SANAA, Yemen, April 20 (UPI) -- Iran-backed Houthi militants have finally agreed to join United Nations peace talks in Kuwait aimed at ending the ongoing conflict in Yemen.
"We will [seek to meet] the aspirations of our people to achieve dignity, independence and freedom," Houthi leader Mahdi Al Mashat said in a statement on Facebook.
Talks had been scheduled to start on Monday, but Houthi delegates didn't show up.
Anadolu Agency reported that the Shia group demanded an end to airstrikes being carried out in Yemen by a Saudi-led military coalition. They were also insisting on a "clear agenda."
Al Mashat said late Tuesday that they had received assurances from Kuwait and Oman that there would be an end to violations of a weeklong cease-fire in Yemen by the Saudi coalition.
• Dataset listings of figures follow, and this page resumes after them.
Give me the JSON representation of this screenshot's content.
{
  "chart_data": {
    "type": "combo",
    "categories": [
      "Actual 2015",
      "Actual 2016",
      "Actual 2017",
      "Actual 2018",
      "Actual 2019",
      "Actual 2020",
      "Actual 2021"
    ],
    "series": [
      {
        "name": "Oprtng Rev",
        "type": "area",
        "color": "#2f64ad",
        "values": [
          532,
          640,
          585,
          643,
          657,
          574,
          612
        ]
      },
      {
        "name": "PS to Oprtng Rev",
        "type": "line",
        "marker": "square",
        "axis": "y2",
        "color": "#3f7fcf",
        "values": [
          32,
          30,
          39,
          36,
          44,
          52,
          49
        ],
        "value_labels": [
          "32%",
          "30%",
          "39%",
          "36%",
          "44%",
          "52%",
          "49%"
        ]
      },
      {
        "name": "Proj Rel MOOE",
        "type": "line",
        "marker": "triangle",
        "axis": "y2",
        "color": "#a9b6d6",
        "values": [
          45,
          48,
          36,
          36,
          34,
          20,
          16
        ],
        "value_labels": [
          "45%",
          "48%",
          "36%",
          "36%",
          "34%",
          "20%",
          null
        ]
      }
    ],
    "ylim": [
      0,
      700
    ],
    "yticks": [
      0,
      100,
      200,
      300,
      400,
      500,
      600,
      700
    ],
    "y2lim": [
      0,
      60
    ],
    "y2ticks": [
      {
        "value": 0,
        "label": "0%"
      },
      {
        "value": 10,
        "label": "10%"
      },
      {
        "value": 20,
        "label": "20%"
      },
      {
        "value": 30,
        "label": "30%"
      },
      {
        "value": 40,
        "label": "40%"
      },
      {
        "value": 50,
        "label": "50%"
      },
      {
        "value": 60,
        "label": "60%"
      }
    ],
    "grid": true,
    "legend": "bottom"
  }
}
Yemen has been in turmoil since September 2014, when the Houthis and their allies took control of the capital, Sanaa, and other parts of the country. President Abd Rabbuh Mansour Hadi and his government were forced to flee to Riyadh.
Saudi Arabia and its allies launched a huge air campaign in March last year, aimed at reversing Houthi gains and restoring Hadi's government.
During the conflict, more than 6,000 people have been killed, around half of them civilians, according to the U.N.